Altair 8-K A1



 
UNITED STATES
SECURITIES AND EXCHANGE COMMISSION
WASHINGTON, DC 20549
____________

Amendment No. 1
on
FORM 8-K/A

CURRENT REPORT
Pursuant to Section 13 or 15(d) of the
Securities Exchange Act of 1934

Date of Report (date of earliest event reported): June 1, 2005

Altair Nanotechnologies Inc.

(Exact Name of Registrant as Specified in its Charter)

 
 Canada
 
 1-12497
 
 33-1084375
  (State or other jurisdiction of
 
 (Commission
 
(IRS Employer
 incorporation or organization)
 
 File Number)
 
  Identification No.)


204 Edison Way
 
 
Reno, NV
 
89502
(Address of Principal Executive Offices)
 
(Zip Code)
 

Registrant's Telephone Number, Including Area Code:
(801) 858-3750



N/A

(Former name, former address, and formal fiscal year, if changed since last report)

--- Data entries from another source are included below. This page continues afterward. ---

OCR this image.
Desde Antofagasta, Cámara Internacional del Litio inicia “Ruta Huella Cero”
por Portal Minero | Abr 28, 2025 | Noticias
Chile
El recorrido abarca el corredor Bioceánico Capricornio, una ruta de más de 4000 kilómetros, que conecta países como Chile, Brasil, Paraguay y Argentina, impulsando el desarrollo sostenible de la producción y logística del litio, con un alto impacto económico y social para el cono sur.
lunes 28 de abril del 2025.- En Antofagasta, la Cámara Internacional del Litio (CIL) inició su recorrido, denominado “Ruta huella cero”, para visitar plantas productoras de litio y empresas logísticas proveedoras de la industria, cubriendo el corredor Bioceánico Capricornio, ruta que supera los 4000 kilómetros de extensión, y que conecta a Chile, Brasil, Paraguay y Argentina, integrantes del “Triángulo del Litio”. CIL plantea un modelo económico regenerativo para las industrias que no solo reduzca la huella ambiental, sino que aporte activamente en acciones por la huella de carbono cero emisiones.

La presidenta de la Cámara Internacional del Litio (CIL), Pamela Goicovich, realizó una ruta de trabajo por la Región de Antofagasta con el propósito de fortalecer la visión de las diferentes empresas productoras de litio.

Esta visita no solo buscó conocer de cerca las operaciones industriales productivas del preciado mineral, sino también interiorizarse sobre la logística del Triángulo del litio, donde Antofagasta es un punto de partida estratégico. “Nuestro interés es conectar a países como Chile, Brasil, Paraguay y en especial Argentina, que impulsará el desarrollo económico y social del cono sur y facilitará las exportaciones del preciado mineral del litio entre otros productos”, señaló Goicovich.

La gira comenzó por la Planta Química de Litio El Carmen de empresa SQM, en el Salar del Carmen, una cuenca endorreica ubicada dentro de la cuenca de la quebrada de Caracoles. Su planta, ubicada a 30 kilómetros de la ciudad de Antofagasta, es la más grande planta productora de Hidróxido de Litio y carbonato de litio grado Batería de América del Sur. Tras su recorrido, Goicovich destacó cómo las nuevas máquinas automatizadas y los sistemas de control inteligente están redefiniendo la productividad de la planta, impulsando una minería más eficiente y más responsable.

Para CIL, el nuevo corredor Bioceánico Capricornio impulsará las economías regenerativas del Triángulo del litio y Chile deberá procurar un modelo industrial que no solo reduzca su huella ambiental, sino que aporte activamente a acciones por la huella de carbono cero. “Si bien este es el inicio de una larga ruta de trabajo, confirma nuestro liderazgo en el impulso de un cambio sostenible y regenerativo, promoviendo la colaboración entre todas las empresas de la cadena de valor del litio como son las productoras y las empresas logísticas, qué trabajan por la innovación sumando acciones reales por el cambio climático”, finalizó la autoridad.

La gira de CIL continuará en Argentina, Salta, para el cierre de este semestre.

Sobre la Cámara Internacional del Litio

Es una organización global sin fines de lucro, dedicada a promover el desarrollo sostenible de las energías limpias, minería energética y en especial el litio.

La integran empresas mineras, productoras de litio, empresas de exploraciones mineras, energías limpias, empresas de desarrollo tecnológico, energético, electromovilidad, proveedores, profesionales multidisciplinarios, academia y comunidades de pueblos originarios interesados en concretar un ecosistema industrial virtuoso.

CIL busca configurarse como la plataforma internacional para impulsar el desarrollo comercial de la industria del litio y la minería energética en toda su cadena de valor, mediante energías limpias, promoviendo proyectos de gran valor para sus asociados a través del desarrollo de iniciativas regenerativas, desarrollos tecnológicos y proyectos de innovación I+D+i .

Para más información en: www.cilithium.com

Check the appropriate box below if the Form 8-K filing is intended to simultaneously satisfy the filing obligation of the registrant under any of the following provisions (see General Instruction A.2. below):
 
[  ] Written communications pursuant to Rule 425 under the Securities Act (17 CFR 230.425)

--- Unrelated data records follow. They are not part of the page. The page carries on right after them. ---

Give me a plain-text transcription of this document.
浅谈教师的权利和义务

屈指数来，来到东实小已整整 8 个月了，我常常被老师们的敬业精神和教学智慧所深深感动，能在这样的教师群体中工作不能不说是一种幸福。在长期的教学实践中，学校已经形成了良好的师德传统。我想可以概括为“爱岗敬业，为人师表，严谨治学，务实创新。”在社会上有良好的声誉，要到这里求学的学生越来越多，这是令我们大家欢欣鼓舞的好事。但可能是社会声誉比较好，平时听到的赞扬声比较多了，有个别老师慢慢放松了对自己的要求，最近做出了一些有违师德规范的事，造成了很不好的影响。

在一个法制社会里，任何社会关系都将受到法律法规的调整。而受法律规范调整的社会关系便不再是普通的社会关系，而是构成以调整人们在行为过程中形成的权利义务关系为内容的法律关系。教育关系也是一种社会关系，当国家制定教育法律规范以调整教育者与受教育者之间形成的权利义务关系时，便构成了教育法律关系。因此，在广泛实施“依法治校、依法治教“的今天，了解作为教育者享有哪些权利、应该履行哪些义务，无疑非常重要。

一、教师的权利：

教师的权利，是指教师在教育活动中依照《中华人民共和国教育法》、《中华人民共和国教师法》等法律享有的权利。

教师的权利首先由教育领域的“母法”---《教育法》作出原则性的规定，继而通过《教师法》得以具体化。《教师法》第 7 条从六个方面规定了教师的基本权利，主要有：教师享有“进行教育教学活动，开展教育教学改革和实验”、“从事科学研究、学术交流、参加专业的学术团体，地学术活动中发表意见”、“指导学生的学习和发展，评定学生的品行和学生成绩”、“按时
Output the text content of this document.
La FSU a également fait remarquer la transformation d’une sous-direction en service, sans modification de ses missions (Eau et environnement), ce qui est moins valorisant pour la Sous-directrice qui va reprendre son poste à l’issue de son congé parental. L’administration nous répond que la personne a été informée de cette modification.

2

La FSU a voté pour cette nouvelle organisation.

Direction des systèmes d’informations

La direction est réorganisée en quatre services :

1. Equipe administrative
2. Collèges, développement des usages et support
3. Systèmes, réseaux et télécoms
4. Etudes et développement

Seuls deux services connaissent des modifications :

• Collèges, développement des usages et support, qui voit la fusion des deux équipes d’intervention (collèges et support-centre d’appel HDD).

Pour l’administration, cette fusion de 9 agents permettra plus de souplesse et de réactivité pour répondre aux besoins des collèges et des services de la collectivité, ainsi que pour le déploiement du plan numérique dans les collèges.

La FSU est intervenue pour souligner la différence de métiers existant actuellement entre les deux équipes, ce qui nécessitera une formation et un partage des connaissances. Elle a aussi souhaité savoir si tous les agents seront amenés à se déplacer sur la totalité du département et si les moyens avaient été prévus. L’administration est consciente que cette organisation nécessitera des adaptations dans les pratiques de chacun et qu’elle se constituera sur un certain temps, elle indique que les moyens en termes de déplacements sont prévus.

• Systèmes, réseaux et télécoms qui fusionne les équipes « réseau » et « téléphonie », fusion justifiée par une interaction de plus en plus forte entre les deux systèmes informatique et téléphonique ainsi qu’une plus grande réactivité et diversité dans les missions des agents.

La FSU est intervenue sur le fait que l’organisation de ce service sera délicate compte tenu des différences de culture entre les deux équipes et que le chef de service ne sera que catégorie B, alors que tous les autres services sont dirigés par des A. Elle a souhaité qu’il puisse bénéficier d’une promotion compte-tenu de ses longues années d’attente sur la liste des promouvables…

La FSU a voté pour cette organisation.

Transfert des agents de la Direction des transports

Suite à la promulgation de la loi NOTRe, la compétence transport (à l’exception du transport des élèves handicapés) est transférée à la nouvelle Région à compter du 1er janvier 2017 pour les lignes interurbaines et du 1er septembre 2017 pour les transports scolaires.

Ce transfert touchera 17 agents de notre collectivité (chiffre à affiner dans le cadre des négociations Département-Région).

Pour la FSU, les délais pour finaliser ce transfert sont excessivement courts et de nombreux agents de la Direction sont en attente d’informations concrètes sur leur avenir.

[  ] Soliciting material pursuant to Rule 14a-12 under the Exchange Act (17 CFR 240.14a-12)

[  ] Pre-commencement communications pursuant to Rule 14d-2(b) under the Exchange Act (17 CFR 240.14d-2(b))

[  ] Pre-commencement communications pursuant to Rule 13e-4(c) under the Exchange Act (17 CFR 240.13e-4(c)
 


Item 5.02 Departure of Directors or Principal Officers; Election of Directors; Appointment for Principal Officers.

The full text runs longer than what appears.